Non-conformité avec le Digital Markets Act
Depuis l'entrée en vigueur du Digital Markets Act (DMA) le 6 mars dernier, l'attention se porte davantage sur les pratiques commerciales des géants du numérique. Une enquête avait déjà été ouverte contre la société Tinder à la suite de plaintes déposées en Suède et aux Pays-Bas, dès juillet 2022. Les autorités locales de consommation avaient alors établi que "Tinder appliquait des prix personnalisés sans en informer les consommateurs, ce qui est contraire aux lois de la consommation dans l'UE", a précisé la Commission dans un communiqué de presse, le 7 mars 2024, mettant ainsi en garde la société.
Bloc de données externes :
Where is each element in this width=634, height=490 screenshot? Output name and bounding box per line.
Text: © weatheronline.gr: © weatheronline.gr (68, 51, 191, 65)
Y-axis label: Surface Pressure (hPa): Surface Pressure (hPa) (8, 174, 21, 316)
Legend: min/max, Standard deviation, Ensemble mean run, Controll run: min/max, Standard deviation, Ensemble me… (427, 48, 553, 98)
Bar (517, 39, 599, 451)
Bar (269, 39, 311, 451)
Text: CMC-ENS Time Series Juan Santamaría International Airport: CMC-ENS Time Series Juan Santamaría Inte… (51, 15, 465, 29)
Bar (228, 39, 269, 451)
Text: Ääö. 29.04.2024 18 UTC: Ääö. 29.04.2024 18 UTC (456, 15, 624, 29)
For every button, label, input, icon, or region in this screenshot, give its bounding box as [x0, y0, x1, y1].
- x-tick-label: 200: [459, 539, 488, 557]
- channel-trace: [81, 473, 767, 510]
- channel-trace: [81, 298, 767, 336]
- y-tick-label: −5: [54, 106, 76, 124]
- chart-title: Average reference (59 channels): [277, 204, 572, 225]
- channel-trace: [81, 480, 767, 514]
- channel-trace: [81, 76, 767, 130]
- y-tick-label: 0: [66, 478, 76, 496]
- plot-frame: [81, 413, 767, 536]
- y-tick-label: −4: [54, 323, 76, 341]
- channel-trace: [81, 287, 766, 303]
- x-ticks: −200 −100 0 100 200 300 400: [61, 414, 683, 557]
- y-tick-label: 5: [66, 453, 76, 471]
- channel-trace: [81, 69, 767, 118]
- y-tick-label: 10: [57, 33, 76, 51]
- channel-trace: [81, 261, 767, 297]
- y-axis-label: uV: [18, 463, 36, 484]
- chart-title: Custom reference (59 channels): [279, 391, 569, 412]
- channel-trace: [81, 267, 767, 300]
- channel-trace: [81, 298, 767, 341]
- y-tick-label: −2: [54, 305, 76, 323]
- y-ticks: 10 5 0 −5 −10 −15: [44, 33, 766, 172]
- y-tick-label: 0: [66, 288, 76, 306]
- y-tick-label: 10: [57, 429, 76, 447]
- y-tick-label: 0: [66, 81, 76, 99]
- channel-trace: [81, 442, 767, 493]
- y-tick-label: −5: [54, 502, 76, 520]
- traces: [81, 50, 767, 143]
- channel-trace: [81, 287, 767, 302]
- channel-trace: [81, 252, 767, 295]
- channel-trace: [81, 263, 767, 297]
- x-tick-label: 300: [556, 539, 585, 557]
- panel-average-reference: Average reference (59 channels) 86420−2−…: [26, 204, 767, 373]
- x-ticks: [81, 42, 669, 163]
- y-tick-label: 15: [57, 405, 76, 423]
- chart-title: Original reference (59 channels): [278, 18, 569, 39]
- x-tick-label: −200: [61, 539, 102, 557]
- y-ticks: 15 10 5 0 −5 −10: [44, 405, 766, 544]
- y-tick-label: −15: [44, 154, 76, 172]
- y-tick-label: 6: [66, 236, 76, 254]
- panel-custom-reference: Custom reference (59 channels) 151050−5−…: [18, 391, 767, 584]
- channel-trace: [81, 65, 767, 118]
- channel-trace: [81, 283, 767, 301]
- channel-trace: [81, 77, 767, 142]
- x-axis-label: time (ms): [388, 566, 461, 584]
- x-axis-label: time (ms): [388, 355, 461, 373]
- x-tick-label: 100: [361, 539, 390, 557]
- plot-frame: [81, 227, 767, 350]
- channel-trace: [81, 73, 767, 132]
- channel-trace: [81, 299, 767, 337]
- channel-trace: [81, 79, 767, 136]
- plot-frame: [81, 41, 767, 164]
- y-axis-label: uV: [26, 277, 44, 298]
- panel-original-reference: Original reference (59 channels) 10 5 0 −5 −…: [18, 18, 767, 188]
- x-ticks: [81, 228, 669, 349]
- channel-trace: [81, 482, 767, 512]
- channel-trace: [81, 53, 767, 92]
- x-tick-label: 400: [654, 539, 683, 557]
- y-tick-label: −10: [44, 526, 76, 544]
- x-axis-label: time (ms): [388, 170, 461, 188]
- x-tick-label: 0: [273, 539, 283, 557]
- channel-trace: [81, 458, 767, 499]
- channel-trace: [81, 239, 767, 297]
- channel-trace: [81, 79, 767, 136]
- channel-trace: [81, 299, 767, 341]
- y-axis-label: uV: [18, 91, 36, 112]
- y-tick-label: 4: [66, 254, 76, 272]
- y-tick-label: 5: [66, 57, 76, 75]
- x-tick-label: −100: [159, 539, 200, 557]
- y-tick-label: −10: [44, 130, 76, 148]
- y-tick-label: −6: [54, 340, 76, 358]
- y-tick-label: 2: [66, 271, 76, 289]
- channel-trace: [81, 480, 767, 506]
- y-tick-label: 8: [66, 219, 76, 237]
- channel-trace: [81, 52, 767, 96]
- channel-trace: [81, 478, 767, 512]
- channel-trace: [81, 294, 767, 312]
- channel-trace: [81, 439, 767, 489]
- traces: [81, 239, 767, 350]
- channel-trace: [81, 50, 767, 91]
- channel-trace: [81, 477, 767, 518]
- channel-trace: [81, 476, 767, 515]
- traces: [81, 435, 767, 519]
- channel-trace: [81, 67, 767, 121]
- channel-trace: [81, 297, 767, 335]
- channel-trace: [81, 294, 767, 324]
Il s’agit pour l’instant d’un simple avertissement, mais au vu de la récente sanction infligée à Apple (1.84 milliard d’euros), Tinder a tout intérêt à coopérer et à répondre aux exigences de la Commission européenne.
Des prix personnalisés problématiques
Les reproches de la Commission portent notamment sur le manque d'informations claires données aux consommateurs concernant les promotions et les tarifs proposés par l’application. Un manque d’informations qui compromet la transparence et le droit à une prise de décision éclairée des utilisateurs.
En effet, une étude menée en 2022 en Suède révèle que Tinder n’appliquait pas moins de 36 tarifs différents, certains utilisateurs payant l’équivalent de 3 dollars alors que d’autres étaient contraints de payer jusqu’à 36 dollars, pour le même service. En principe, l’application offre un service de base gratuit, mais propose également des abonnements payants, tels que Tinder Plus et Tinder Gold. Ces abonnements proposent des fonctionnalités supplémentaires telles que des « likes » illimités, la possibilité de rembobiner un « swipe », des « Super Likes » supplémentaires, la visualisation des personnes qui ont déjà « swipé » vers la droite, etc. Par ailleurs, en 2023, l’application de rencontres avait également lancé un nouvel abonnement premium « Tinder Select », pour la modique somme de 499 dollars par mois. Cette formule très sélect -accessible sur invitation seulement- est proposée à moins de 1 % des utilisateurs « extrêmement actifs », mais sans préciser outre mesure les conditions pour accéder à cette offre.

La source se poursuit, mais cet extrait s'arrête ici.